De acordo com o superintendente das Barcas S/A, Luís Eduardo Marinho, as embarcações da companhia, que fazem cinco rotas dentro da baía, vão para o estaleiro pelo menos uma vez por mês devido às avarias causadas pelo choque com madeira, sofás e outros detritos de grande porte:
- Costuma afetar cascos, lemes e hélices. Às vezes, os barcos ficam dez dias fora de operação. Além disso, o lixo flutuante compromete o sistema de refrigeração a água dos motores das embarcações. É comum ter que parar os barcos durante o dia para retirar detritos do sistema e, assim, evitar o superaquecimento.
No iatismo, o lixo não precisa ser grande para provocar enormes prejuízos. Muitas vezes, pequenos pedaços de plástico são suficientes para tirar da raia um competidor. Foi o que aconteceu com o iatista Alan Adler durante um mundial da classe Star na baía, há alguns anos:
- Meu barco estava na liderança quando um saco plástico prendeu no leme. Não consegui tirálo a tempo e perdi a regata - conta Adler.

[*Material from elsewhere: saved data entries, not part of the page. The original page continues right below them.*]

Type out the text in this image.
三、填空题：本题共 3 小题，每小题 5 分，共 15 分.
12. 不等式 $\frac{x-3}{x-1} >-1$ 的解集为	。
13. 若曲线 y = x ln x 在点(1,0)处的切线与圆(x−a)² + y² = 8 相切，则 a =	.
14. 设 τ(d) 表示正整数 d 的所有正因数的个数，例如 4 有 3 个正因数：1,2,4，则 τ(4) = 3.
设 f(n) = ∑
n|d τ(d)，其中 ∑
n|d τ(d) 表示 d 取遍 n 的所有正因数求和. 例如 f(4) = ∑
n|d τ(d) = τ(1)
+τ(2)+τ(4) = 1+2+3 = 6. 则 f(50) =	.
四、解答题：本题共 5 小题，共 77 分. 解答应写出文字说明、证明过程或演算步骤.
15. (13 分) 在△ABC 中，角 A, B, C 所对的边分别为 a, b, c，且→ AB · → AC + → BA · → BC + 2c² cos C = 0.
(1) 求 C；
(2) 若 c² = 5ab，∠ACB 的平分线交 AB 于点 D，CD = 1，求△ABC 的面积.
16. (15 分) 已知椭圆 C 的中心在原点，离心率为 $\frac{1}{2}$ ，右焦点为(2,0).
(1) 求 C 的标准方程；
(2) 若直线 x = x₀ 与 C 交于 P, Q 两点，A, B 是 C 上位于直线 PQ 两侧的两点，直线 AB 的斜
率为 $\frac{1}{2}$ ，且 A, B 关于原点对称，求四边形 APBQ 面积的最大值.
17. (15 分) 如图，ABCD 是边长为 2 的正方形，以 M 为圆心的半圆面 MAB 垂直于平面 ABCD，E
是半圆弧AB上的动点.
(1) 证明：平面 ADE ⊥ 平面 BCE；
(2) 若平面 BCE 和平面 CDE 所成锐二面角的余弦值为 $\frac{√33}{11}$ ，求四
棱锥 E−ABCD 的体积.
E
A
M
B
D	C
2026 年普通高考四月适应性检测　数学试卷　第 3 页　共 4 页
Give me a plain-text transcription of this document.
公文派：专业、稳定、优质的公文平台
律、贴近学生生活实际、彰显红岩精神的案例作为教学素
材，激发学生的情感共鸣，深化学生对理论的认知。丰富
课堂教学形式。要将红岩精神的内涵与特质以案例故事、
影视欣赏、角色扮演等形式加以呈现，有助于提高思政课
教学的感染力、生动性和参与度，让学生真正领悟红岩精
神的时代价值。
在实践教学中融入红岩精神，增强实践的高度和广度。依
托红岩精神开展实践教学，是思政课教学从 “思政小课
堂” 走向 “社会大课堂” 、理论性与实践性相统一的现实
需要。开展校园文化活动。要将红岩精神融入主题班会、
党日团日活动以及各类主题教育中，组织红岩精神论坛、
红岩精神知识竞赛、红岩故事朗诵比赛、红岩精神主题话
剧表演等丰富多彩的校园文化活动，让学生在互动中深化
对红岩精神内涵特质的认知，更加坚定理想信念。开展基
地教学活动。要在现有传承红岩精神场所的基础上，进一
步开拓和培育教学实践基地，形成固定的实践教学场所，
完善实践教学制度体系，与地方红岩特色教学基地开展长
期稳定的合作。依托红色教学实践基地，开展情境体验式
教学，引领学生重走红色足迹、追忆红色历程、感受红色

Os resíduos sólidos podem atrapalhar até o sonho olímpico do Rio de Janeiro, já que a cidade é candidata finalista aos Jogos de 2016 e, entre as contrapartidas ambientais exigidas pelo Comitê Olímpico Internacional (COI), há uma que trata de gerenciamento de lixo e outra de qualidade da água.
Há quem transforme uma pequena parte dos resíduos sólidos deixados na baía em solução criativa. O artista plástico Antônio Varela transforma pedaços de madeira levados pela correnteza até a Praia da Guanabara, na Ilha do Governador, em esculturas. As obras chamaram tanta atenção que estão expostas, desde a semana passada, na estação Charitas da Barcas S/A, e são vendidas por até R$ 700.
- Reparava nas madeiras em várias formas que apareciam na areia até que, um dia, resolvi catá-las e transformá-las. Hoje, já tenho 281 obras catalogadas em madeira - diz Antônio.